Выбрать главу

-- Там и прячут Спящую Царевну, -- сказал Лёнька.

"Спящую красавицу", -- снова захотелось поправить. И снова я удержался. Вдруг правы мы оба. Там могла быть и красавица, и царевна.

Лёнька, кряхтя, раздвинул лестницу широченной буквой "Л".

"Может, я полезу?" -- хотелось предложить, но почему-то молчание вновь одержало верх над инициативой.

Лестница шаталась. Я вцепился в боковины, чтобы Лёнька спокойно лез кверху. Он обернулся и показал оттопыренный вверх большой палец.

-- Во! -- сказал он. -- Самая настоящая царевна тут носиком посапывает, сны королевские поглядывает.

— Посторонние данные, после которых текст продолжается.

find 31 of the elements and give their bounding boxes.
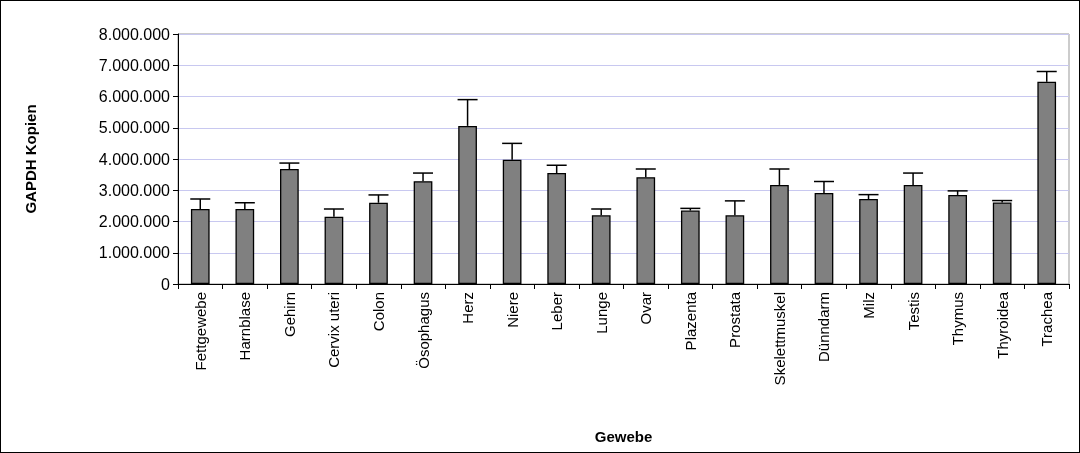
x-tick-label: Ovar [637, 292, 655, 325]
x-tick-label: Skelettmuskel [770, 292, 788, 386]
x-tick-label: Cervix uteri [325, 292, 343, 368]
y-tick-label: 5.000.000 [98, 119, 171, 137]
x-axis-title: Gewebe [594, 428, 653, 445]
x-tick-label: Thymus [949, 292, 967, 346]
x-tick-label: Niere [503, 292, 521, 328]
x-tick-label: Harnblase [236, 292, 254, 361]
x-tick-label: Herz [459, 292, 477, 324]
y-tick-label: 7.000.000 [98, 56, 171, 74]
x-tick-label: Plazenta [681, 291, 699, 351]
y-tick-label: 6.000.000 [98, 88, 171, 105]
y-axis-title: GAPDH Kopien [22, 104, 39, 214]
x-tick-label: Testis [904, 292, 922, 331]
x-tick-label: Gehirn [280, 292, 298, 338]
y-tick-label: 1.000.000 [98, 244, 171, 262]
x-tick-label: Milz [860, 292, 878, 319]
x-tick-label: Fettgewebe [191, 292, 209, 371]
y-tick-label: 2.000.000 [98, 213, 171, 230]
x-tick-label: Dünndarm [815, 292, 833, 363]
y-tick-label: 8.000.000 [98, 25, 171, 43]
y-tick-label: 0 [161, 275, 171, 293]
x-tick-label: Ösophagus [414, 292, 432, 369]
y-tick-label: 3.000.000 [98, 181, 171, 199]
x-tick-label: Thyroidea [993, 291, 1011, 359]
y-tick-label: 4.000.000 [98, 150, 171, 168]
x-tick-label: Leber [548, 292, 566, 331]
x-tick-label: Prostata [726, 291, 744, 348]
x-tick-label: Trachea [1038, 291, 1056, 347]
x-tick-label: Lunge [592, 292, 610, 334]
x-tick-label: Colon [369, 292, 387, 332]
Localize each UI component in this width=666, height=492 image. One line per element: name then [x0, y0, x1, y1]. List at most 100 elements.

-- Взглянуть бы, -- я аж на цыпочки приподнялся.

-- Взглянешь, забудешь свою Машуню, -- сказал Лёнька на полном серьёзе. -- Но если готов, полезай.

А потом усмехнулся.

-- Сказки-то помнишь? Кто царевну спасёт, тому на ней и жениться.

Хотелось спасти царевну. Хотелось хотя бы её увидеть. Но если я и в самом деле забуду Машуню? Мог ли я так поступить? Спасти и сразу же предать. Лучше тогда вообще не спасать было.

-- Ну чего? -- Лёнька покачивался, и лестница под ним поскрипывала. -- Лезешь, нет?

-- Сам спасай, -- хмуро ответил я и сжал боковины лестницы ещё жёстче.

А сам смотрел наверх. Волновался: как там Лёнька?

Лёнька осторожно приладил лезвия ножниц к последнему проводу и сжал рукоятки со звонким щелчком. Обрывки безвольно сверзились вниз и расползлись по кустам печальными змеями. Но Лёньку они уже не интересовали.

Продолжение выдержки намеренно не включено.